The Square Root of Summer(76)
When he lands next to me in the grass, I roll over and look at him. I don’t reach for his hand quite yet. I just take it all in. My pajamas are still damp from long-ago rain, but it’s a nice smell. Not quite petrichor. Something new.
“Do you think if we’d written to each other after you left, we could have skipped all this?”
“Nah,” Thomas says. He reaches out and plucks a blossom petal from my hair, frowns at it, then lets it fall. “Then it might not have happened. Cannolis, and all that. Now, ask me again why I’m in your garden.”
He presses his forehead to mine, a clunk of glasses on my nose.
“Why—”
“I couldn’t move to Manchester and not promise you I’ll come back. Visit. Write. Email. Make my iced-bun fortune and meet you halfway across the country before you go off to science school and forget about me.”
I can tell he wants to bat-grab, but it’s difficult when you’re lying down.
“Let’s make a new time capsule,” I say, my mouth moments from his. “Give you a reason to come back. Maybe we could put Ned’s stereo in it.”
Thomas laughs. “G, I know how to be without you. But life is so much more interesting with.”
“And I suppose that,” I tell him, taking his hand, “has always been the point.”
This time, when we kiss, the world doesn’t end. The universe doesn’t stop. Stars don’t fall from the sky. It’s an ordinary kiss.
The kind where you can hear both your hearts beat. The kind that’s about discovering each other again, mouths and hands and laughter—like when Thomas finds the knife in my pocket, or the clumsiness as I try to take his glasses off. The kind that leaves you both breathless, and covered in grass, saying goodbye, and making promises.
The kind that stops time, in its own way.
Monday 1 September
[One]
A week later, we give Grey his Viking funeral. I tell Papa I’ll meet them at the beach—there’s something I have to do first.
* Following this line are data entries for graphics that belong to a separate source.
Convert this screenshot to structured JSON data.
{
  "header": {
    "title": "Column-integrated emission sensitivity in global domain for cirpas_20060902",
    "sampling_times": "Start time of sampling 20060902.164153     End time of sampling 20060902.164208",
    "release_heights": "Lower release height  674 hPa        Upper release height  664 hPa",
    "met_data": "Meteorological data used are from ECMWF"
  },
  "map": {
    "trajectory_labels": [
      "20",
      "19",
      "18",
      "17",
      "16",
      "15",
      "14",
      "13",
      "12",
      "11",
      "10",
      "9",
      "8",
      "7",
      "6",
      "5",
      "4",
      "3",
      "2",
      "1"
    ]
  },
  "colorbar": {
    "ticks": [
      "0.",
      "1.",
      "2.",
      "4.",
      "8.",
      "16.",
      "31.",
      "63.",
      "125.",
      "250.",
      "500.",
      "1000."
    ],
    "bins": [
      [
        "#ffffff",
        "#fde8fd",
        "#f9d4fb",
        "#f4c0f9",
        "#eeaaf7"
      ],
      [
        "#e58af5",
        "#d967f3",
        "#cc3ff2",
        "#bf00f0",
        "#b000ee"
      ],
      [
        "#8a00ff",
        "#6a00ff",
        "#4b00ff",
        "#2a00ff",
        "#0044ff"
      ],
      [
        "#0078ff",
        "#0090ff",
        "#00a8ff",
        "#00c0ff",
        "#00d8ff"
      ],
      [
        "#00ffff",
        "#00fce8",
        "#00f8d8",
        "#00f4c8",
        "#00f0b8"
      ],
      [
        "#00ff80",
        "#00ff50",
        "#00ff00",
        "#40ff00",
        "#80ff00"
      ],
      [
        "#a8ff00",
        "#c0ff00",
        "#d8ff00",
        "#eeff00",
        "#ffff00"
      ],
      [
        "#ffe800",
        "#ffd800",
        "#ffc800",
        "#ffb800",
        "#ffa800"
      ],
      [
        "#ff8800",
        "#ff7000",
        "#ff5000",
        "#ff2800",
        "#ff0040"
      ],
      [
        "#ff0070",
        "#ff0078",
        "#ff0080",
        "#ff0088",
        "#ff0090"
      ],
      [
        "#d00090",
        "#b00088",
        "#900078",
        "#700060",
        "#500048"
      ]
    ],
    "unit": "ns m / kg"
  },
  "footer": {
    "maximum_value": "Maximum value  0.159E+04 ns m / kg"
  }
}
It’s dark inside the bookshop, but I don’t turn on the lights—I won’t be here for long. In the attic, in a tucked-away alcove that no one comes near, I take Grey’s diaries out of my book bag. Turn the pages, see his handwriting, alive in ink: I RAGE AT THE UNIVERSE. BUT GOTTIE REMINDS ME, IT’S ALL GOING TO WORK OUT. I AM A VIKING.
There’s no time loop here, yet it’s winter all around me. Snow covers the books. I remember—
*
sitting at the kitchen table with my back to the wood stove, studying for English, wondering how I can explain E = MC2 but I can’t understand a gerund.
I’m texting Sof—Is it a type of dog?—when Grey comes in, filling the room. The table wobbles as he strides to the kettle, humming ebulliently.
A mug is plonked in front of me, then he half settles at the other end of the table, chuckling at the newspaper. I sip my tea, and jump when a giant hand slams my textbook shut.
“Come on, dude,” he says. “Let’s go for a drive.”
I squeak about revision, but let him steer me out into the icy garden anyway. Clinging onto the car door as he speeds us bumpily away from Holksea, happy to be out of the house.
“You know I used to do this with you, when you were a baby? We’d drive around, up and down the coast. You’d stop crying, and you’d watch me. Probably thinking, ‘Hey, old man, where are we going?’ Ned hated being driven. But you and me, kid, we’d motor to the sea. Sometimes I’d chat to you, like you were listening. Sometimes not, maybe we’d have on music, or just silence, like now. Whatever, you know, dude.”
He glances over at me.
“What you’re saying is…” I pretend to think. “You don’t know where we’re going?”
Grey laughs, a huge sonic boom.
“Metaphorically speaking?”
“Driving speaking.”
“Where do you want to go?” Grey asks me. “This is for you—one day’s escape from reality. I’m just the chauffeur. The world’s your oyster.”
The phrase gives me déjà vu. I check the dashboard. “About fifteen miles of gas is our oyster.”
“Then let’s get oysters,” he chuckles, flipping on the signal.
It’s too cold for that, so we get chips in paper cones, dripping with vinegar, and eat them sitting inside the car, watching the waves through the fog. The wind turns the sea to foam.
When we get home, he goes straight to bed, even though it’s only six o’clock.
“All that talking,” he tells me, dropping a kiss on my head, “it’s worn me out.”
The next day, I go back to sitting at the kitchen table, wrestling adjectives. Grey ruffles my hair with his giant hand every time he walks by, and takes to cooking stews to keep me company. We tune the radio to static, and we sing along to nothing. We’re happy.
Tick-tick …
Tick.
Tock.
The clock brings me back to the bookshop. And I let it. I consecrate a smile to the memory of my grandfather, driving me up and down the coast. Then I stop living in the past.
I stack the diaries on the shelf. The Book Barn is the right place for Grey’s secrets. Maybe someone will try to buy them. Or maybe they’ll disappear. As I hide them behind some paperbacks, I think I hear a meow. I think I see a flash of orange, scuttling away across the universe.